Since virtually no serious human diseases are known to be borne on the Y chromosome, sex linkage is equivalent to X linkage, so far as genetic counselling is concerned. (An example of a disorder that can be transmitted on the Y chromosome is the Leri-Weill dysostosis caused by a mutation in the SHOX gene on the pseudoautosomal portions of the two sex chromosome short arms Microdeletions of the Y chromosome are implicated in male infertility but, except through the use of ICSI, are not usually transmitted to the next generation. X linkage produces some unusual problems that are of considerable practical importance, and as a result, X-linked disorders occupy a much more prominent place in a genetic counselling clinic than would be expected from the relative contribution of the X chromosome to the human genome.

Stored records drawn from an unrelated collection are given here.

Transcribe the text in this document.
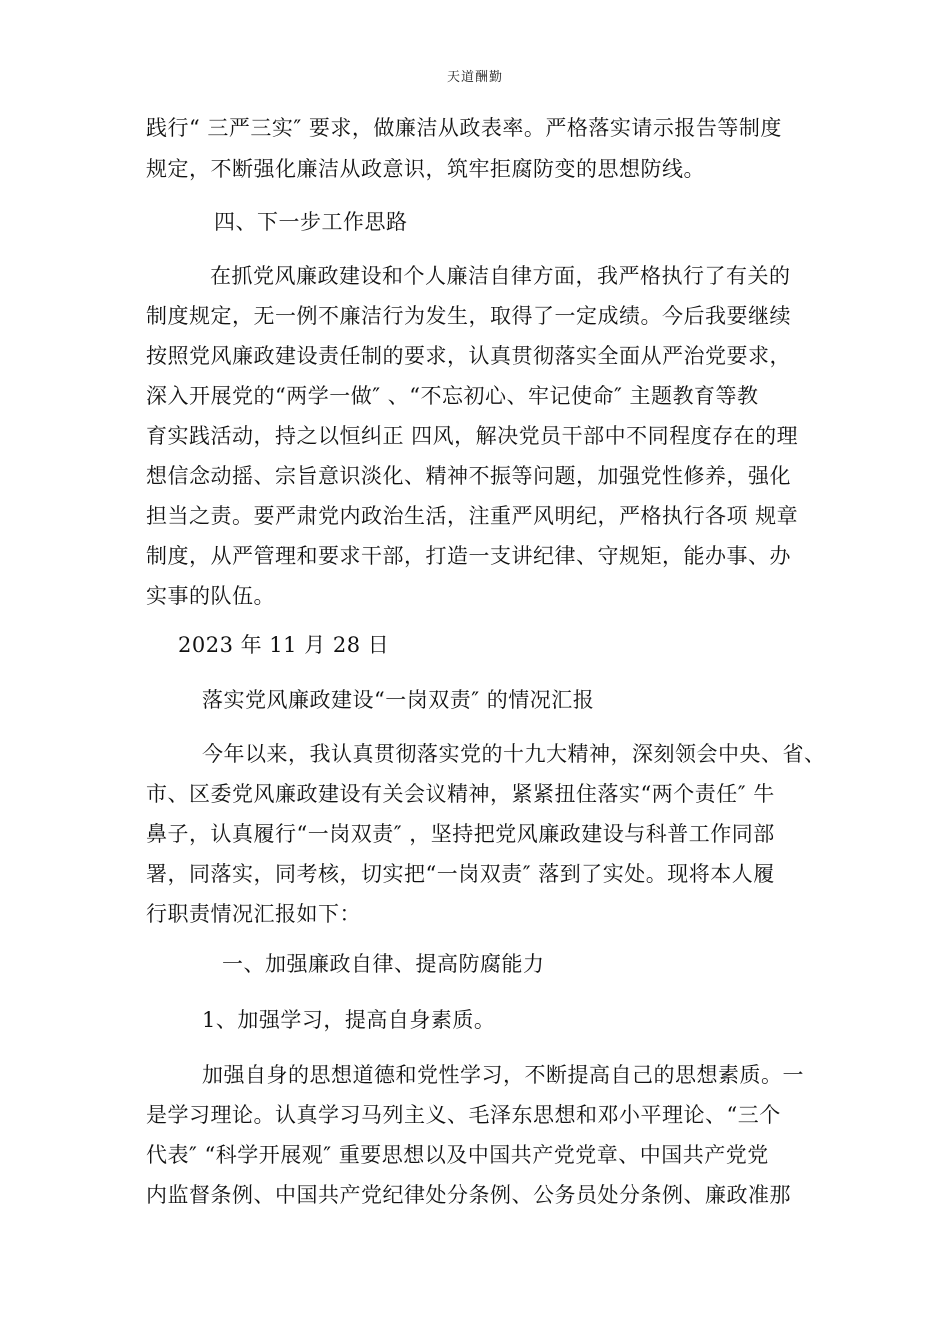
天道酬勤
践行“ 三严三实″ 要求，做廉洁从政表率。严格落实请示报告等制度
规定，不断强化廉洁从政意识，筑牢拒腐防变的思想防线。
四、下一步工作思路
在抓党风廉政建设和个人廉洁自律方面，我严格执行了有关的
制度规定，无一例不廉洁行为发生，取得了一定成绩。今后我要继续
按照党风廉政建设责任制的要求，认真贯彻落实全面从严治党要求，
深入开展党的“两学一做″ 、“不忘初心、牢记使命″ 主题教育等教
育实践活动，持之以恒纠正 四风，解决党员干部中不同程度存在的理
想信念动摇、宗旨意识淡化、精神不振等问题，加强党性修养，强化
担当之责。要严肃党内政治生活，注重严风明纪，严格执行各项 规章
制度，从严管理和要求干部，打造一支讲纪律、守规矩，能办事、办
实事的队伍。
2023 年 11 月 28 日
落实党风廉政建设“一岗双责″ 的情况汇报
今年以来，我认真贯彻落实党的十九大精神，深刻领会中央、省、
市、区委党风廉政建设有关会议精神，紧紧扭住落实“两个责任″ 牛
鼻子，认真履行“一岗双责″ ，坚持把党风廉政建设与科普工作同部
署，同落实，同考核，切实把“一岗双责″ 落到了实处。现将本人履
行职责情况汇报如下：
一、加强廉政自律、提高防腐能力
1、加强学习，提高自身素质。
加强自身的思想道德和党性学习，不断提高自己的思想素质。一
是学习理论。认真学习马列主义、毛泽东思想和邓小平理论、“三个
代表″ “科学开展观″ 重要思想以及中国共产党党章、中国共产党党
内监督条例、中国共产党纪律处分条例、公务员处分条例、廉政准那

Recognition of X-linked inheritance:

Recognition of an X-linked pedigree pattern is crucial to correct genetic counselling and is surprisingly often overlooked. The following criteria apply regardless of whether the disorder is recessive, dominant or intermediate in expression. (Note that fragile X syndrome is an exception to some of these rules.)

●  The male-to-male transmission never occurs, because a man does not pass his X chromosome to his son.

● All daughters of an affected male will receive the abnormal gene, i.e. they will all carry the disorder and some may show signs or be frankly affected.

● Unaffected males never transmit the disease to descendants of either sex. A notable but so far solitary exception to this is fragile X mental retardation (FRAXA), where so-called normal transmitting (or ‘carrier’) males can carry a triplet repeat premutation.

● The risk to sons of women who are definite carriers (or affected in the case of an X-linked dominant) is one in two.

● Half the daughters of carrier women will themselves be carriers. In the case of an X-linked dominant, half the daughters of affected women will be affected and – in the general population – twice as many females as males will usually be affected.

●    Fully affected females are unusual in X-linked recessive disorders but may occur (1)  with  a heavily skewed pattern of X inactivation, (2) in the presence of a cytogenetic anomaly, or

(3) in a ‘common’ disorder, when an affected male marries a carrier female (see later section ‘Common X-Linked Disorders’).